01 · Data migration is treated as a pure IT task. Anyone who "hands over" the migration to the IT department and only worries about business after cutover ends up with a technically clean system carrying business-unusable data. A migration is at least 60% a business task — cleansing rules, non-migration decisions, mapping logic belong in the business areas, not in a database console.
02 · Pre-cleansing is skipped. "We'll clean that up later" is the most expensive sentence in any migration project. What you don't clean up before the migration, you drag as technical debt into the new system — including reporting distortions, search performance problems, and user frustration. Data quality investments before cutover pay off many times in the hypercare effort.
03 · UAT phase is planned too short. A user acceptance testing phase of one week is not enough for any serious migration. Realistic is 3 to 6 weeks, with two complete test migration runs. The UAT phase is the moment when business gaps become visible — compressing it means finding problems only after go-live, when they're ten times more expensive to fix.
04 · Cutover window is underestimated. A cutover is a choreography of 30 to 80 documented steps. Anyone wanting to "migrate over the weekend" without an hour-by-hour runbook goes into an avoidable crisis mode. Data-freeze window, role responsibilities, escalation stages, and rollback triggers belong fixed in writing — a week before go-live, not in the moment of the problem.
05 · License takeover is planned wrong.

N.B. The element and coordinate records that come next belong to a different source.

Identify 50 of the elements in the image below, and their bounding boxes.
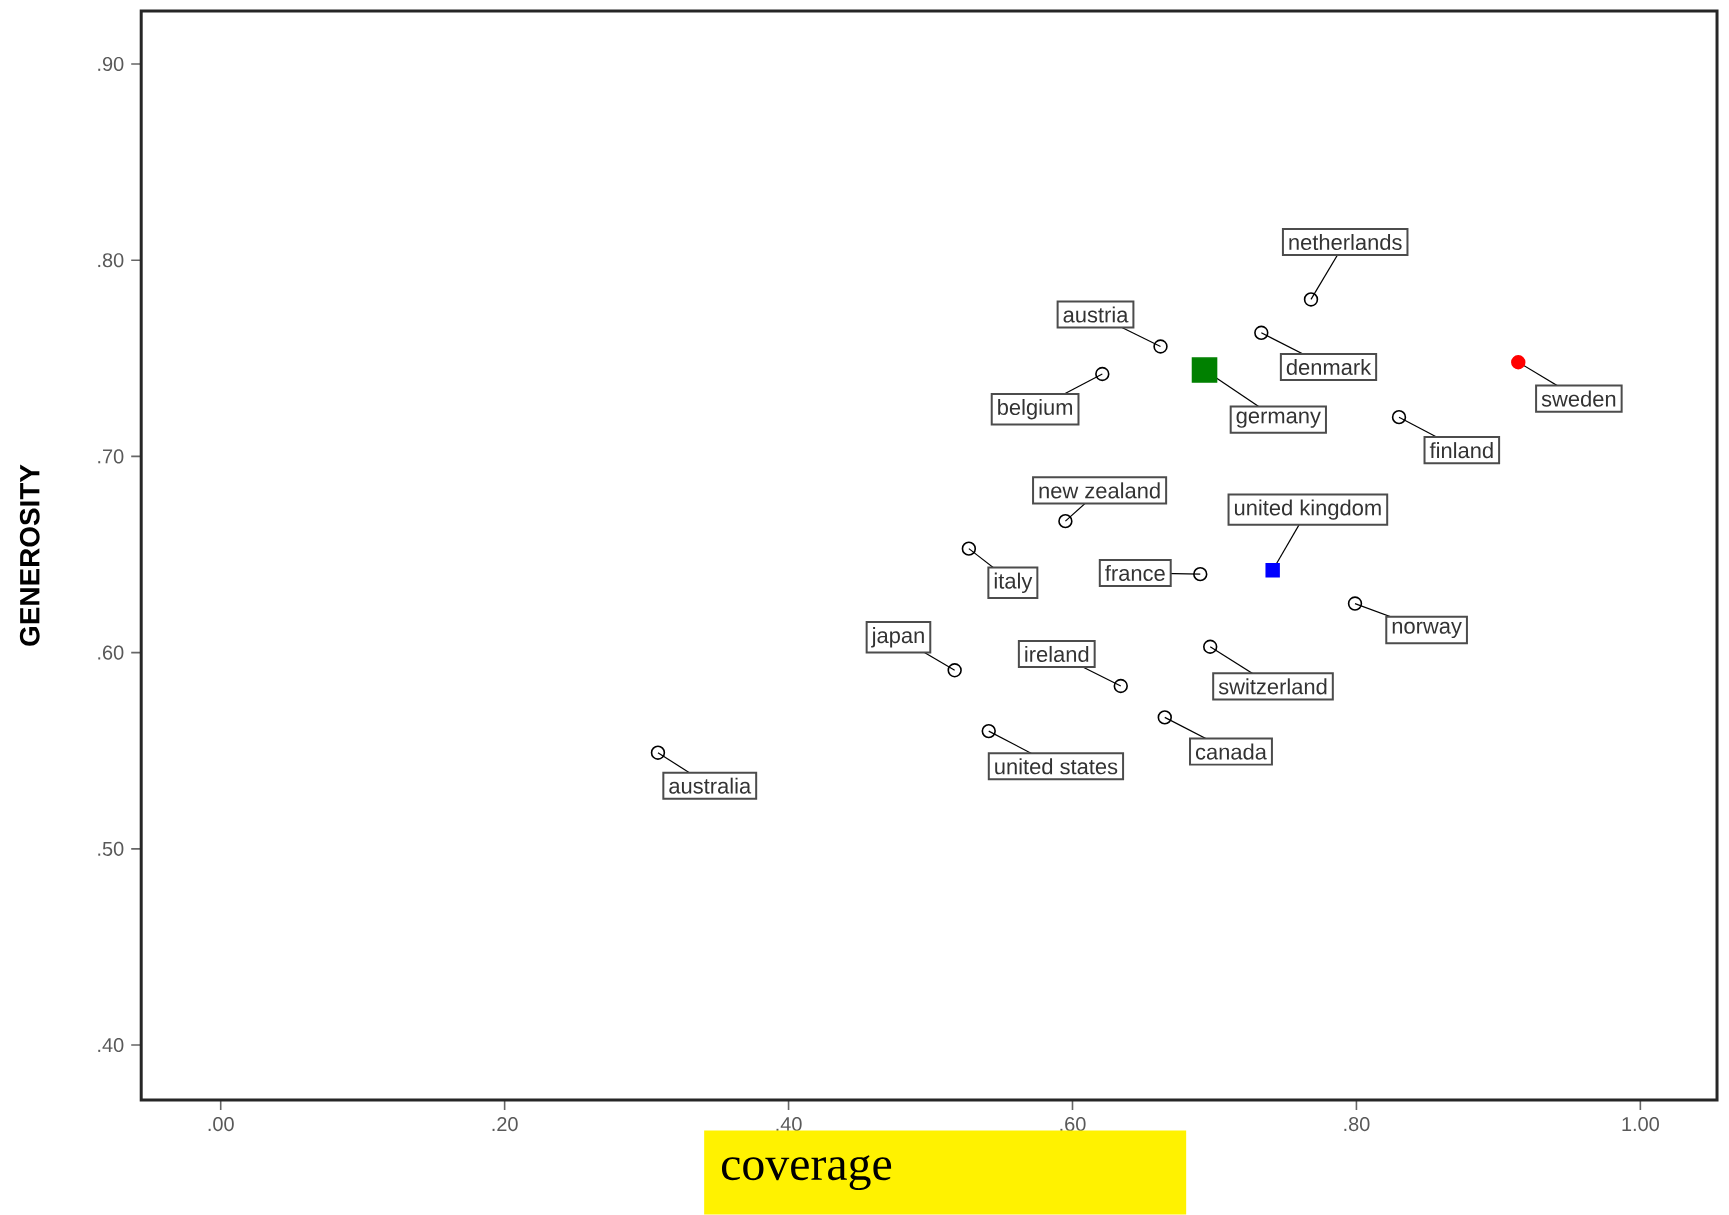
annotation: ireland [1025, 645, 1089, 663]
annotation: australia [669, 777, 752, 794]
x-axis-title: coverage [721, 1155, 892, 1191]
y-tick-label: .50 [98, 841, 124, 856]
annotation: belgium [998, 398, 1073, 420]
point [1347, 596, 1363, 611]
annotation: finland [1429, 442, 1493, 459]
annotation: japan [871, 627, 924, 648]
point [1095, 366, 1110, 382]
point [947, 663, 962, 678]
annotation: germany [1236, 411, 1321, 428]
y-tick-label: .40 [98, 1038, 124, 1053]
annotation: austria [1063, 306, 1129, 323]
point [1191, 357, 1218, 383]
x-tick-label: .60 [1060, 1117, 1086, 1132]
x-tick-label: .40 [776, 1117, 802, 1132]
point [1254, 325, 1269, 340]
point [1265, 563, 1280, 578]
point [1303, 292, 1319, 307]
point [1113, 678, 1128, 694]
y-axis-title: GENEROSITY [19, 464, 40, 646]
annotation: norway [1392, 621, 1462, 639]
annotation: sweden [1541, 390, 1616, 407]
x-tick-label: 1.00 [1622, 1117, 1659, 1132]
annotation: canada [1195, 743, 1267, 760]
point [1391, 409, 1407, 425]
annotation: italy [994, 572, 1033, 594]
point [650, 745, 666, 760]
annotation: new zealand [1039, 482, 1160, 499]
annotation: switzerland [1218, 678, 1327, 695]
point [1153, 339, 1168, 354]
y-tick-label: .90 [98, 56, 124, 72]
y-tick-label: .70 [98, 449, 124, 464]
annotation: netherlands [1289, 233, 1402, 251]
point [981, 723, 996, 739]
x-tick-label: .20 [492, 1117, 518, 1132]
point [1157, 710, 1172, 725]
point [1203, 639, 1218, 654]
annotation: united kingdom [1234, 499, 1381, 520]
annotation: denmark [1286, 358, 1372, 376]
x-tick-label: .80 [1344, 1117, 1370, 1132]
x-tick-label: .00 [208, 1117, 234, 1132]
point [1193, 566, 1208, 582]
point [1058, 513, 1073, 529]
annotation: france [1105, 564, 1165, 581]
annotation: united states [995, 758, 1118, 775]
point [961, 541, 977, 556]
y-tick-label: .60 [98, 645, 124, 660]
point [1511, 355, 1526, 370]
y-tick-label: .80 [98, 253, 124, 268]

Source system and Microsoft Dynamics 365 have different license models. Anyone calculating a 1:1 takeover of user counts typically pays 20–40% too much. Before cutover should come a license optimization: who needs a full-user license, who is fine with Team Member, where do Device licenses fit. Our License Cost Calculator maps this logic for Microsoft Dynamics 365.
06 · Hypercare phase missing or too short. The cutover does not complete the migration — it starts it. The first two weeks after go-live bring a mountain of questions, small adjustments, and operating corrections. Anyone not planning a dedicated hypercare phase with a fixed daily structure loses users at the decisive moment. A hypercare phase shorter than 4 weeks is unrealistic for mid-market migrations.